After the dinner and desert were down and the conversation was  still on high, Brian then broke what is sure to become another new Thanksgiving tradition - some Polish Buffalo Vodka.  I don't know how Polish Buffalo Vodka is different than any other kind of Vodka (it's all grocery store Smirnoff to me), but I am pretty sure that when I'm offered a Vodka from the place where Vodka was just about born it would be downright uncouth to turn it down. It was not a bad chaser for Turkey and pumpkin pie.

WE MIGHT HAVE STOPPED THERE, BUT FRANZ WAS NOT TO BE OUTDONE. Franz and Sabine were two of the local neighbors from nearby that accepted an invitation to join us for the American holiday.   Franz is probably in his fifties with more genuinely interesting stories than days I have on the earth, so when the vodka came out he started to to tell about his friend who does a little moon-shining.
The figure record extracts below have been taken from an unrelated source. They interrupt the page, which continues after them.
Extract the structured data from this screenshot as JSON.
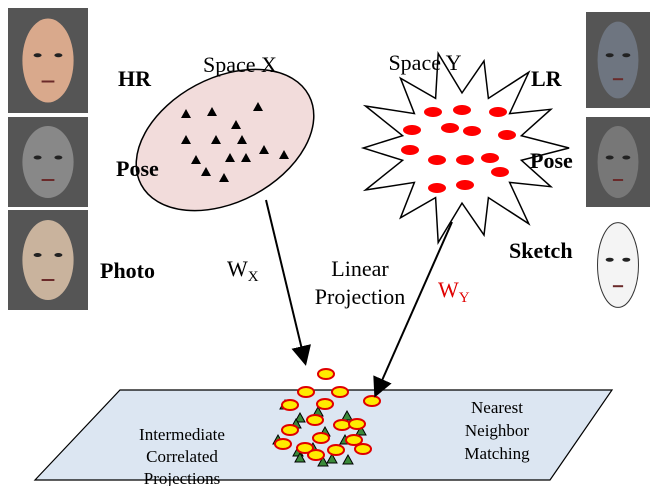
{
  "left_faces": [
    {
      "label": "HR"
    },
    {
      "label": "Pose"
    },
    {
      "label": "Photo"
    }
  ],
  "right_faces": [
    {
      "label": "LR"
    },
    {
      "label": "Pose"
    },
    {
      "label": "Sketch"
    }
  ],
  "space_x": {
    "label": "Space X"
  },
  "space_y": {
    "label": "Space Y"
  },
  "weight_x": {
    "symbol": "W",
    "subscript": "X"
  },
  "weight_y": {
    "symbol": "W",
    "subscript": "Y"
  },
  "projection_label": [
    "Linear",
    "Projection"
  ],
  "plane": {
    "left_text": [
      "Intermediate",
      "Correlated",
      "Projections"
    ],
    "right_text": [
      "Nearest",
      "Neighbor",
      "Matching"
    ]
  }
}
Soon, Franz disappeared from the house only to return a few minutes later with a clear unlabeled bottle of pear liquor made in someone's backyard.  That was genuinely pretty good too, but I think by that time you probably could have served us all a flute of antifreeze and we would have been sitting around commenting about how smooth it went down.

So our traditional Thanksgiving dinner from the last years this year was replaced by a dinner with our family from Iowa, one from Missouri, a Ohio family with Spanish roots, and German family in a country that doesn't celebrate Thanksgiving.  It had a traditional American fixings, bookended by Guban cigars, Polish Vodka and German moonshine.

And that was not a bad way to spend it at all.